Wszystkie Ze Szczecina W skrócie Z kraju Według linii

z kraju artykuł

Kielce: Trudności z nowymi rozkładami jazdy

Marcin Sztandera, Gazeta Wyborcza,

dodane przez djdark 

Już ponad miesiąc pasażerowie czekają na zmianę rozkładów jazdy 15 linii autobusowych. I muszą jeszcze trochę poczekać, bo zdaniem urzędników wnioski złożone przez MPK są niekompletne.
Chodzi m.in. o wydłużenie linii nr 21, tak by kielczanie mogli bez problemu dojechać do nowej siedziby ZUS-u przy ul. Kolberga.
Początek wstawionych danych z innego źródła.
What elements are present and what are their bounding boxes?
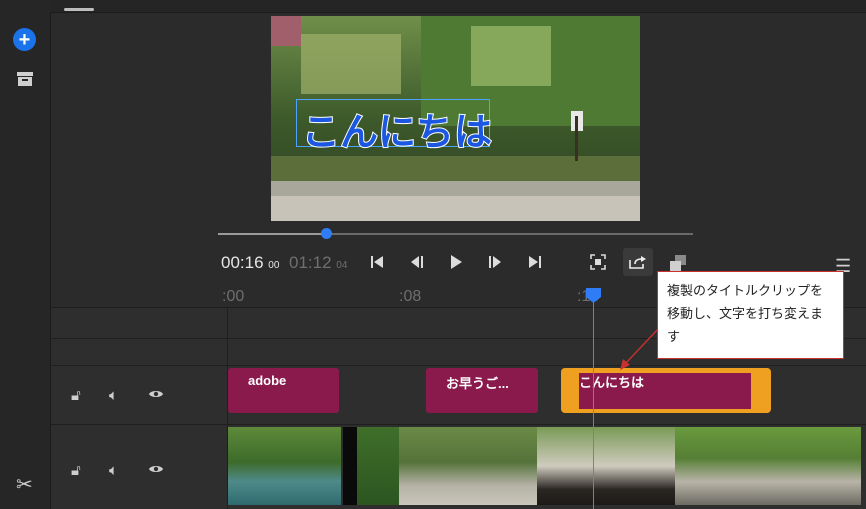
video-clip[interactable] [399, 427, 537, 505]
eye-icon[interactable] [148, 462, 164, 479]
scissors-icon[interactable]: ✂ [16, 472, 33, 497]
step-back-icon [411, 256, 423, 268]
add-icon: + [18, 28, 31, 51]
play-icon [451, 255, 462, 269]
top-tab-strip [50, 0, 866, 13]
title-clip[interactable]: お早うご... [426, 368, 538, 413]
speaker-icon[interactable]: 🔈︎ [109, 387, 118, 404]
add-media-button[interactable]: + [13, 28, 36, 51]
step-back-button[interactable] [404, 249, 430, 275]
skip-to-end-button[interactable] [522, 249, 548, 275]
current-time: 00:16 [221, 253, 264, 272]
duplicate-button[interactable] [623, 248, 653, 276]
skip-to-start-button[interactable] [364, 249, 390, 275]
title-clip[interactable]: adobe [228, 368, 339, 413]
callout-note: 複製のタイトルクリップを移動し、文字を打ち変えます [657, 271, 844, 359]
current-frames: 00 [268, 260, 280, 271]
playhead-line [593, 300, 594, 509]
layers-icon [670, 255, 686, 271]
total-duration: 01:12 04 [289, 253, 347, 273]
video-clip[interactable] [357, 427, 399, 505]
total-time: 01:12 [289, 253, 332, 272]
play-button[interactable] [443, 249, 469, 275]
video-clip[interactable] [537, 427, 675, 505]
step-forward-button[interactable] [482, 249, 508, 275]
video-preview[interactable]: こんにちは [271, 16, 640, 221]
ruler-label: :08 [399, 288, 422, 305]
scrubber-handle[interactable] [321, 228, 332, 239]
duplicate-icon [629, 256, 646, 269]
title-overlay-text[interactable]: こんにちは [301, 101, 493, 156]
active-tab-indicator[interactable] [64, 8, 94, 11]
video-clip[interactable] [675, 427, 861, 505]
video-clip[interactable] [343, 427, 357, 505]
lock-icon[interactable]: 🔓︎ [71, 387, 81, 404]
lock-icon[interactable]: 🔓︎ [71, 462, 81, 479]
eye-icon[interactable] [148, 387, 164, 404]
ruler-label: :00 [222, 288, 245, 305]
fit-frame-button[interactable] [585, 249, 611, 275]
playhead-handle[interactable] [585, 287, 602, 309]
total-frames: 04 [336, 260, 348, 271]
fit-frame-icon [590, 254, 606, 270]
speaker-icon[interactable]: 🔈︎ [109, 462, 118, 479]
skip-to-end-icon [529, 256, 541, 268]
archive-icon[interactable] [16, 71, 34, 92]
skip-to-start-icon [371, 256, 383, 268]
video-clip[interactable] [228, 427, 341, 505]
step-forward-icon [489, 256, 501, 268]
current-timecode: 00:16 00 [221, 253, 279, 273]
scrubber-progress [218, 233, 326, 235]
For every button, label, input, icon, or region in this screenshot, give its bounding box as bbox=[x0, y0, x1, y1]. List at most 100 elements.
W planach jest także uruchomienie dwóch nowych linii do Świętokrzyskiego Centrum Onkologii oraz zmiana przebiegu linii 41, która po zmianach nie będzie co prawda jeździć do supermarketu Real, ale za to dojedzie na Sieje.

- Większość zmian to korekta rozkładów jazdy na 10 liniach, chcemy zmienić je tak, by w czasie przejazdu uwzględnić korki w centrum miasta. To normalna procedura pozwalająca na dostosowanie się do potrzeb pasażerów i uniknięcie niepotrzebnych opóźnień - tłumaczy Zbigniew Michnicki z Zarządu Transportu Miejskiego.

Dodaje, że po raz pierwszy wprowadzanie w życie zmian w rozkładzie trwa tak długo. - Wnioski poszły do ratusza już ponad miesiąc temu. Ale zezwoleń nadal nie ma i nie wiemy, kiedy będą wydane - twierdzi Michnicki.

Jarosław Szczepanek z referatu handlu i usług kieleckiego ratusza tłumaczy, że zezwolenia nie mogą być wydane. - Wnioski, które złożył przewoźnik, czyli Miejskie Przedsiębiorstwo Komunikacji, były niekompletne. Brakowało uzgodnień z zarządcami dróg dotyczących przystanków - tłumaczy urzędnik i dodaje, że MPK cyklicznie uzupełnia dokumentację.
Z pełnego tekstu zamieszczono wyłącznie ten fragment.